L'heure de l'accession au pouvoir n'arrivera que le 10 mai 1994, après que les premières
élections, selon le principe hier encore inimaginable « un homme une voix », eurent
consacré la victoire de l'ANC, organisé pour une durée provisoire le partage du
gouvernement avec le Parti national et porté à la présidence Nelson Mandela. Autant de
résultats inouïs qui auront triomphé de difficultés apparemment insurmontables dans cette
nation menacée à chaque épreuve de dislocation par la diversité et les rivalités souvent
sanglantes de ses composantes ethniques.

On prend ici toute la mesure du génie politique de Mandela, dont les intuitions rarement
démenties alternent la détermination intraitable avec les concessions réalistes, ajoutant à
un don inné de la présence charismatique les ressources de sagesse acquises dans la
souffrance de la prison. Le New York Herald Tribune admire la souple diplomatie avec
laquelle « il joue sur tous les tableaux en sachant être dur pour mobiliser sa base, mais en
pouvant aussi tendre la main pour proposer la réconciliation ». Il la tendra une dernière
fois pour proposer la réconciliation à la fois la plus nécessaire et la plus scandaleuse, celle
de la nation avec elle-même. Il fait voter par le Parlement une loi qui promet l'impunité
pour tous les crimes et les criminels de l'apartheid, à la seule condition que les coupables
fassent eux-mêmes la pleine lumière sur leurs méfaits.

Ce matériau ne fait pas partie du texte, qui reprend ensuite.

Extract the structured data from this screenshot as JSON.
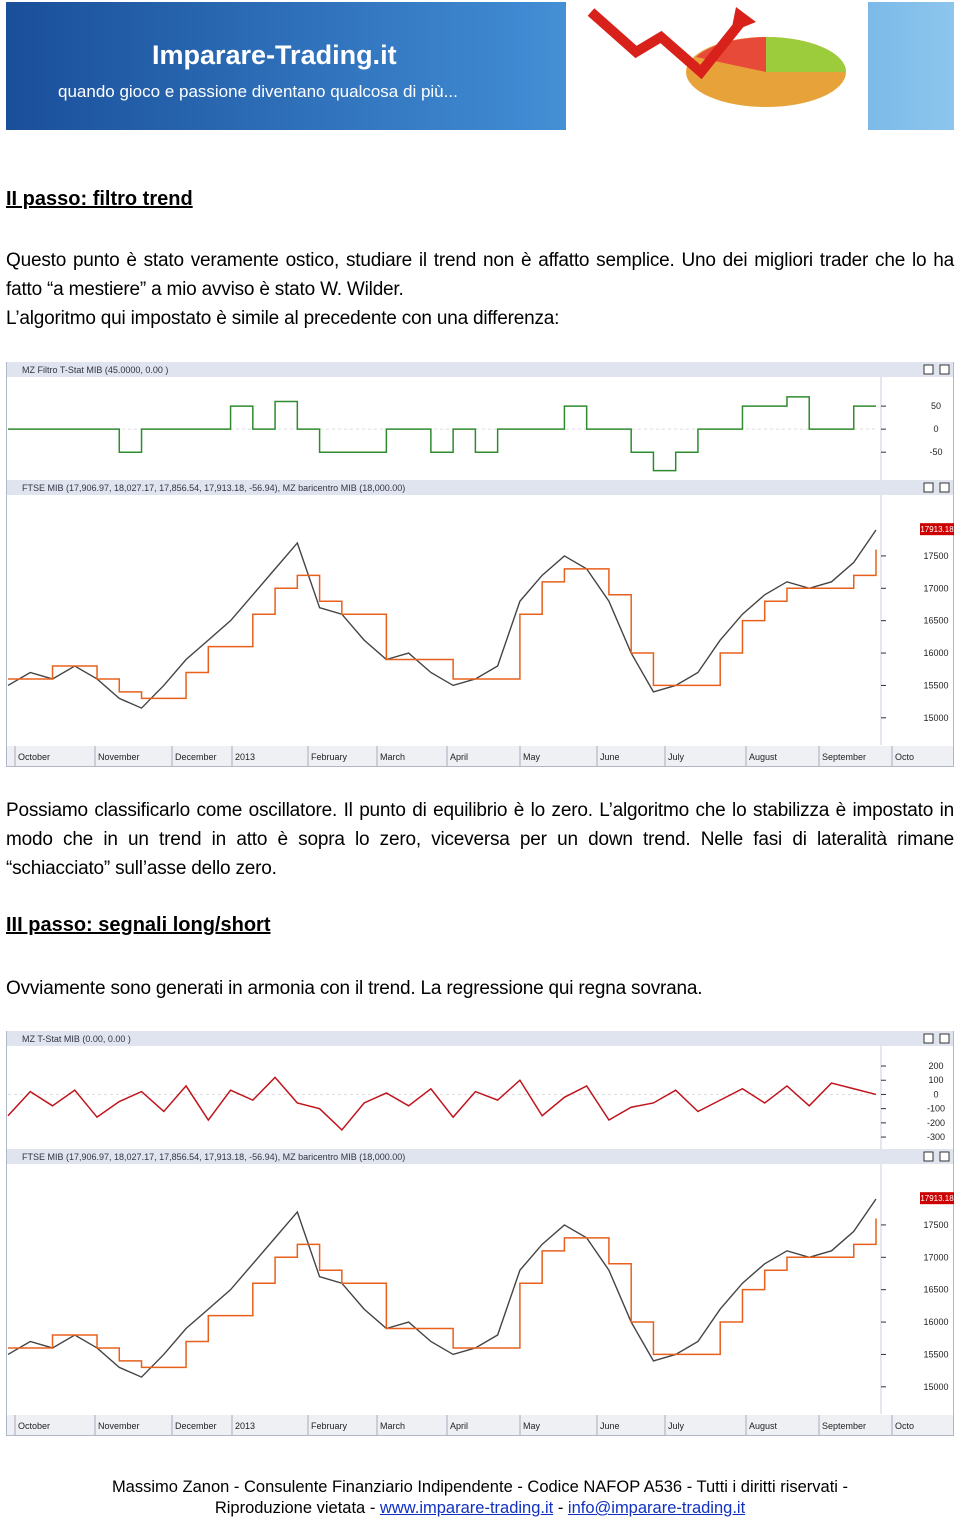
{
  "header": {
    "site": "Imparare-Trading.it",
    "tagline": "quando gioco e passione diventano qualcosa di più..."
  },
  "section1": {
    "heading": "II passo: filtro trend",
    "paragraphs": [
      "Questo punto è stato veramente ostico, studiare il trend non è affatto semplice. Uno dei migliori trader che lo ha fatto “a mestiere” a mio avviso è stato W. Wilder.",
      "L’algoritmo qui impostato è simile al precedente con una differenza:"
    ]
  },
  "paragraph2": "Possiamo classificarlo come oscillatore. Il punto di equilibrio è lo zero. L’algoritmo che lo stabilizza è impostato in modo che in un trend in atto è sopra lo zero, viceversa per un down trend. Nelle fasi di lateralità rimane “schiacciato” sull’asse dello zero.",
  "section2": {
    "heading": "III passo: segnali long/short",
    "paragraphs": [
      "Ovviamente sono generati in armonia con il trend. La regressione qui regna sovrana."
    ]
  },
  "figures": [
    {
      "osc": {
        "title": "MZ Filtro T-Stat MIB (45.0000, 0.00 )",
        "color": "#2e8b2e",
        "ylim": [
          -106,
          111
        ],
        "yticks": [
          50,
          0,
          -50
        ],
        "values": [
          0,
          0,
          0,
          0,
          0,
          -50,
          0,
          0,
          0,
          0,
          50,
          0,
          60,
          0,
          -50,
          -50,
          -50,
          0,
          0,
          -50,
          0,
          -50,
          0,
          0,
          0,
          50,
          0,
          0,
          -50,
          -90,
          -50,
          0,
          0,
          50,
          50,
          70,
          0,
          0,
          50,
          50
        ]
      },
      "price": {
        "title": "FTSE MIB (17,906.97, 18,027.17, 17,856.54, 17,913.18, -56.94), MZ baricentro MIB (18,000.00)",
        "ylim": [
          14580,
          18410
        ],
        "yticks": [
          17500,
          17000,
          16500,
          16000,
          15500,
          15000
        ],
        "last": 17913.18,
        "color": "#444444",
        "baricentro_color": "#e8601c",
        "close": [
          15500,
          15700,
          15600,
          15800,
          15600,
          15300,
          15150,
          15500,
          15900,
          16200,
          16500,
          16900,
          17300,
          17700,
          16700,
          16600,
          16200,
          15900,
          16000,
          15700,
          15500,
          15600,
          15800,
          16800,
          17200,
          17500,
          17300,
          16800,
          16000,
          15400,
          15500,
          15700,
          16200,
          16600,
          16900,
          17100,
          17000,
          17100,
          17400,
          17900
        ],
        "baricentro": [
          15600,
          15600,
          15800,
          15800,
          15600,
          15400,
          15300,
          15300,
          15700,
          16100,
          16100,
          16600,
          17000,
          17200,
          16800,
          16600,
          16600,
          15900,
          15900,
          15900,
          15600,
          15600,
          15600,
          16600,
          17100,
          17300,
          17300,
          16900,
          16000,
          15500,
          15500,
          15500,
          16000,
          16500,
          16800,
          17000,
          17000,
          17000,
          17200,
          17600
        ]
      },
      "months": [
        "October",
        "November",
        "December",
        "2013",
        "February",
        "March",
        "April",
        "May",
        "June",
        "July",
        "August",
        "September",
        "Octo"
      ]
    },
    {
      "osc": {
        "title": "MZ T-Stat MIB (0.00, 0.00 )",
        "color": "#c0141c",
        "ylim": [
          -370,
          334
        ],
        "yticks": [
          200,
          100,
          0,
          -100,
          -200,
          -300
        ],
        "values": [
          -150,
          20,
          -80,
          30,
          -160,
          -50,
          20,
          -120,
          60,
          -180,
          30,
          -40,
          120,
          -60,
          -100,
          -250,
          -60,
          10,
          -80,
          40,
          -160,
          20,
          -40,
          100,
          -150,
          -20,
          60,
          -180,
          -90,
          -60,
          30,
          -120,
          -40,
          40,
          -60,
          60,
          -80,
          80,
          40,
          0
        ]
      },
      "price": {
        "title": "FTSE MIB (17,906.97, 18,027.17, 17,856.54, 17,913.18, -56.94), MZ baricentro MIB (18,000.00)",
        "ylim": [
          14580,
          18410
        ],
        "yticks": [
          17500,
          17000,
          16500,
          16000,
          15500,
          15000
        ],
        "last": 17913.18,
        "color": "#444444",
        "baricentro_color": "#e8601c",
        "close": [
          15500,
          15700,
          15600,
          15800,
          15600,
          15300,
          15150,
          15500,
          15900,
          16200,
          16500,
          16900,
          17300,
          17700,
          16700,
          16600,
          16200,
          15900,
          16000,
          15700,
          15500,
          15600,
          15800,
          16800,
          17200,
          17500,
          17300,
          16800,
          16000,
          15400,
          15500,
          15700,
          16200,
          16600,
          16900,
          17100,
          17000,
          17100,
          17400,
          17900
        ],
        "baricentro": [
          15600,
          15600,
          15800,
          15800,
          15600,
          15400,
          15300,
          15300,
          15700,
          16100,
          16100,
          16600,
          17000,
          17200,
          16800,
          16600,
          16600,
          15900,
          15900,
          15900,
          15600,
          15600,
          15600,
          16600,
          17100,
          17300,
          17300,
          16900,
          16000,
          15500,
          15500,
          15500,
          16000,
          16500,
          16800,
          17000,
          17000,
          17000,
          17200,
          17600
        ]
      },
      "months": [
        "October",
        "November",
        "December",
        "2013",
        "February",
        "March",
        "April",
        "May",
        "June",
        "July",
        "August",
        "September",
        "Octo"
      ]
    }
  ],
  "footer": {
    "line1": "Massimo Zanon - Consulente Finanziario Indipendente - Codice NAFOP A536 - Tutti i diritti riservati -",
    "prefix": "Riproduzione vietata -",
    "website": "www.imparare-trading.it",
    "separator": "-",
    "email": "info@imparare-trading.it"
  }
}
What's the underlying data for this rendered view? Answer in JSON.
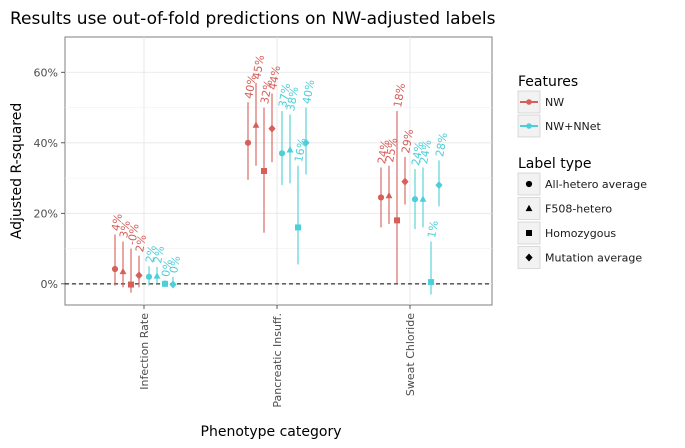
{
  "chart_data": {
    "type": "scatter",
    "subtype": "pointrange",
    "title": "Results use out-of-fold predictions on NW-adjusted labels",
    "xlabel": "Phenotype category",
    "ylabel": "Adjusted R-squared",
    "categories": [
      "Infection Rate",
      "Pancreatic Insuff.",
      "Sweat Chloride"
    ],
    "ylim": [
      -0.06,
      0.7
    ],
    "yticks": [
      0,
      0.2,
      0.4,
      0.6
    ],
    "ytick_labels": [
      "0%",
      "20%",
      "40%",
      "60%"
    ],
    "reference_line": {
      "y": 0,
      "style": "dashed"
    },
    "grid": true,
    "legends": [
      {
        "title": "Features",
        "position": "right",
        "entries": [
          {
            "label": "NW",
            "color": "#d65f5a"
          },
          {
            "label": "NW+NNet",
            "color": "#4ecfd8"
          }
        ]
      },
      {
        "title": "Label type",
        "position": "right",
        "entries": [
          {
            "label": "All-hetero average",
            "shape": "circle"
          },
          {
            "label": "F508-hetero",
            "shape": "triangle"
          },
          {
            "label": "Homozygous",
            "shape": "square"
          },
          {
            "label": "Mutation average",
            "shape": "diamond"
          }
        ]
      }
    ],
    "series": [
      {
        "name": "NW",
        "color": "#d65f5a",
        "points": [
          {
            "category": "Infection Rate",
            "label_type": "All-hetero average",
            "y": 0.042,
            "ymin": -0.005,
            "ymax": 0.14,
            "label": "4%"
          },
          {
            "category": "Infection Rate",
            "label_type": "F508-hetero",
            "y": 0.035,
            "ymin": -0.01,
            "ymax": 0.12,
            "label": "3%"
          },
          {
            "category": "Infection Rate",
            "label_type": "Homozygous",
            "y": -0.002,
            "ymin": -0.025,
            "ymax": 0.1,
            "label": "-0%"
          },
          {
            "category": "Infection Rate",
            "label_type": "Mutation average",
            "y": 0.024,
            "ymin": -0.01,
            "ymax": 0.08,
            "label": "2%"
          },
          {
            "category": "Pancreatic Insuff.",
            "label_type": "All-hetero average",
            "y": 0.4,
            "ymin": 0.295,
            "ymax": 0.515,
            "label": "40%"
          },
          {
            "category": "Pancreatic Insuff.",
            "label_type": "F508-hetero",
            "y": 0.45,
            "ymin": 0.335,
            "ymax": 0.57,
            "label": "45%"
          },
          {
            "category": "Pancreatic Insuff.",
            "label_type": "Homozygous",
            "y": 0.32,
            "ymin": 0.145,
            "ymax": 0.5,
            "label": "32%"
          },
          {
            "category": "Pancreatic Insuff.",
            "label_type": "Mutation average",
            "y": 0.44,
            "ymin": 0.345,
            "ymax": 0.54,
            "label": "44%"
          },
          {
            "category": "Sweat Chloride",
            "label_type": "All-hetero average",
            "y": 0.245,
            "ymin": 0.16,
            "ymax": 0.33,
            "label": "24%"
          },
          {
            "category": "Sweat Chloride",
            "label_type": "F508-hetero",
            "y": 0.25,
            "ymin": 0.17,
            "ymax": 0.335,
            "label": "25%"
          },
          {
            "category": "Sweat Chloride",
            "label_type": "Homozygous",
            "y": 0.18,
            "ymin": 0.0,
            "ymax": 0.49,
            "label": "18%"
          },
          {
            "category": "Sweat Chloride",
            "label_type": "Mutation average",
            "y": 0.29,
            "ymin": 0.225,
            "ymax": 0.36,
            "label": "29%"
          }
        ]
      },
      {
        "name": "NW+NNet",
        "color": "#4ecfd8",
        "points": [
          {
            "category": "Infection Rate",
            "label_type": "All-hetero average",
            "y": 0.02,
            "ymin": -0.005,
            "ymax": 0.05,
            "label": "2%"
          },
          {
            "category": "Infection Rate",
            "label_type": "F508-hetero",
            "y": 0.022,
            "ymin": 0.0,
            "ymax": 0.048,
            "label": "2%"
          },
          {
            "category": "Infection Rate",
            "label_type": "Homozygous",
            "y": 0.0,
            "ymin": -0.008,
            "ymax": 0.01,
            "label": "0%"
          },
          {
            "category": "Infection Rate",
            "label_type": "Mutation average",
            "y": -0.002,
            "ymin": -0.01,
            "ymax": 0.02,
            "label": "0%"
          },
          {
            "category": "Pancreatic Insuff.",
            "label_type": "All-hetero average",
            "y": 0.37,
            "ymin": 0.28,
            "ymax": 0.49,
            "label": "37%"
          },
          {
            "category": "Pancreatic Insuff.",
            "label_type": "F508-hetero",
            "y": 0.38,
            "ymin": 0.285,
            "ymax": 0.48,
            "label": "38%"
          },
          {
            "category": "Pancreatic Insuff.",
            "label_type": "Homozygous",
            "y": 0.16,
            "ymin": 0.055,
            "ymax": 0.335,
            "label": "16%"
          },
          {
            "category": "Pancreatic Insuff.",
            "label_type": "Mutation average",
            "y": 0.4,
            "ymin": 0.31,
            "ymax": 0.5,
            "label": "40%"
          },
          {
            "category": "Sweat Chloride",
            "label_type": "All-hetero average",
            "y": 0.24,
            "ymin": 0.155,
            "ymax": 0.325,
            "label": "24%"
          },
          {
            "category": "Sweat Chloride",
            "label_type": "F508-hetero",
            "y": 0.24,
            "ymin": 0.16,
            "ymax": 0.33,
            "label": "24%"
          },
          {
            "category": "Sweat Chloride",
            "label_type": "Homozygous",
            "y": 0.005,
            "ymin": -0.03,
            "ymax": 0.12,
            "label": "1%"
          },
          {
            "category": "Sweat Chloride",
            "label_type": "Mutation average",
            "y": 0.28,
            "ymin": 0.22,
            "ymax": 0.35,
            "label": "28%"
          }
        ]
      }
    ]
  }
}
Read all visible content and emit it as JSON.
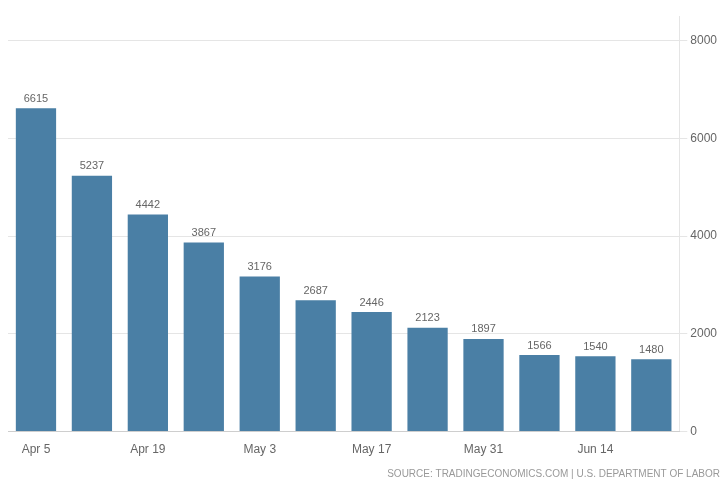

Dans l'esprit de la tradition africaine de l'ubunta, Mandela renonce à un deuxième
Nuremberg et à son jury international pour une Commission Vérité et Réconciliation
présidée par un religieux, le plus qualifié il est vrai pour recevoir ces confessions
publiques : l'archevêque Desmond Tutu qui devait en tirer un livre bouleversant, Il n'y a
pas d'avenir sans pardon. Aujourd'hui encore, malgré toutes les barbaries qui ne cessent
d'ensanglanter notre planète de violence, on reste saisi d'horreur par les témoignages
accumulés au cours de ces rencontres entre les bourreaux et leurs victimes. « Il est
pourtant évident qu'en dehors même de la catharsis collective, écrit Jack Lang, sans les
comptes-rendus de la Commission, la population blanche et l'opinion mondiale n'auraient
jamais découvert à quel point le système de répression d'un État moderne peut sombrer
dans l'inhumanité. »

On estimera avec lui que cette grande leçon est toujours à méditer.